Happy New Year.  2012 can kiss my arse.  2013 is going to be better.  I woke early after less than 4 hours sleep and decided I would start the year by hand-writing a letter to someone that had asked me to.  I will call him “wizard”.

I took out my writing book.  I unscrewed the ink dispenser (last loaded with a blend of brown/black ink) and cracked a cartridge.  It was green, the only colour ink I could find. (Trevor found it for me, actually, whilst I was packing.)  It has been so long since I used my fountain pen, I can’t actually get the ink to flow back into the nib.  I have sucked and blown.  Sucked the nib, blown down the tube.  When I was a baby, I used to suck my dad’s fountain pen.  I think I ingested so much ink that eventually he kept it unfilled.  (Sucking my dad’s nib.  There is an Oedipus joke in there somewhere! 🙂 .)  My fingers are covered in ink and there are concentric and ever-lightening brown circles on an envelope.  But still no easy green flow.

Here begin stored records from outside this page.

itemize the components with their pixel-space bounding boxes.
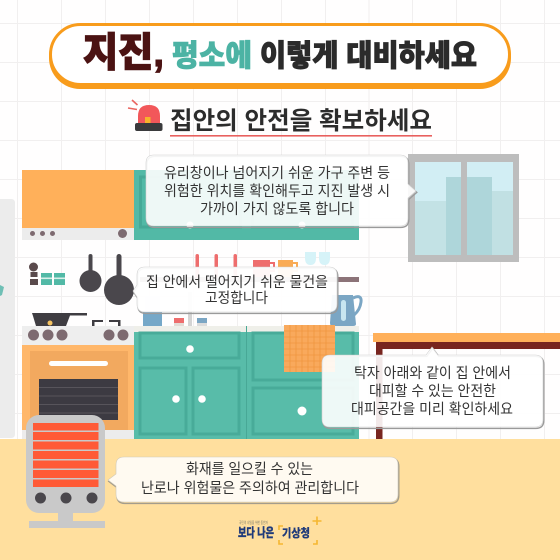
callout: windows and furniture: 유리창이나 넘어지기 쉬운 가구 주변 등 bbox=[164, 165, 390, 182]
callout: secure objects bbox=[133, 267, 338, 313]
heater bbox=[26, 415, 105, 528]
kettle bbox=[330, 295, 361, 326]
logo: 국민의 내일을 위한 동반자 bbox=[239, 519, 268, 525]
countertop items bbox=[143, 292, 207, 326]
logo bbox=[238, 516, 322, 544]
upper teal cabinets bbox=[134, 170, 359, 240]
stove top with frying pan bbox=[22, 313, 135, 345]
callout: heater and hazards bbox=[108, 457, 399, 503]
logo: 보다 나은 bbox=[238, 525, 274, 540]
callout: safe shelter under table bbox=[322, 347, 544, 428]
logo: 기상청 bbox=[282, 526, 310, 540]
callout: safe shelter under table: 대피할 수 있는 안전한 bbox=[369, 383, 496, 400]
title banner: 이렇게 대비하세요 bbox=[260, 40, 477, 73]
refrigerator edge bbox=[0, 199, 15, 438]
callout: windows and furniture: 위험한 위치를 확인해두고 지진 발생 시 bbox=[164, 183, 390, 200]
callout: windows and furniture: 가까이 가지 않도록 합니다 bbox=[200, 201, 354, 218]
callout: heater and hazards: 난로나 위험물은 주의하여 관리합니다 bbox=[141, 480, 359, 497]
callout: secure objects: 고정합니다 bbox=[205, 290, 268, 307]
shelf: pepper mill and jars bbox=[29, 262, 65, 285]
window bbox=[408, 154, 519, 262]
upper cabinet: range hood bbox=[22, 170, 134, 240]
callout: windows and furniture bbox=[146, 155, 417, 227]
title banner bbox=[49, 24, 511, 89]
callout: safe shelter under table: 탁자 아래와 같이 집 안에서 bbox=[354, 365, 511, 382]
hanging pans bbox=[80, 254, 134, 305]
oven bbox=[22, 345, 134, 439]
table bbox=[373, 333, 560, 439]
subtitle: 집안의 안전을 확보하세요 bbox=[170, 107, 432, 135]
callout: secure objects: 집 안에서 떨어지기 쉬운 물건을 bbox=[146, 274, 328, 291]
mugs bbox=[253, 252, 330, 277]
counter and lower teal cabinets bbox=[134, 326, 359, 439]
title banner: 평소에 bbox=[172, 40, 252, 73]
callout: safe shelter under table: 대피공간을 미리 확인하세요 bbox=[351, 401, 513, 418]
floor bbox=[0, 439, 560, 560]
plaid towel bbox=[284, 325, 335, 372]
callout: heater and hazards: 화재를 일으킬 수 있는 bbox=[186, 461, 313, 478]
title banner: 지진, bbox=[83, 31, 164, 75]
icon: siren bbox=[128, 100, 162, 131]
hanging utensils and rail bbox=[140, 254, 359, 282]
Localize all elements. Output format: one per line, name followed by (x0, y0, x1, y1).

Whilst I was doing this, I notice a handful of letters stuffed in a side pocket.  I don’t even remember them.  There are love letters from my first boyfriend, heart-felt missives from star-crossed (almost) lovers, and letters from my best friend.  Wow – the written word, indeed.

I got distracted reading these instead of writing to the wizard.  It’s all right 🙂 .  He will forgive me.  Maybe it is the age we were at when we wrote these letters to each other – there was no email, no Facebook. The sentiment in them is raw, it is honest, it is romantic.  Have we lost this in this face-paced life in which we live?  When I was in India, my parents had to write to me post-restante, guessing where I would be when their letters arrived.  Mostly I received them.  Sometimes I did not.  In this life, there are no guarantees.

The wizard says he is taking a month off electronic devices.  Even the telephone. I admire him.  Since writing this blogpost, we have texted, and I have changed his name to “wizard”.  You can UNDO the typed word, you can only cross-out the written word.

I believe multitasking is killing our brains.   The notebook and pencil I keep in my pocket is helping, but I don’t have the will-power not to constantly reach for my phone.

What can I do to stop that?  What would Jesus do? 😉  (“Who would Jesus bomb?” goes the joke.  It is funny until you think about it.)  What would (non-existent) god do if he had to distribute the 10 commandments over Twitter or Reddit?

I don’t believe in God.  (ESPECIALLY with a capital ‘G’.)  How can I have lost faith and now start to believe in a ‘G’od that would take my babies?  But maybe I believe in a master plan.

Can’t wait to see what 2013 holds in store for me.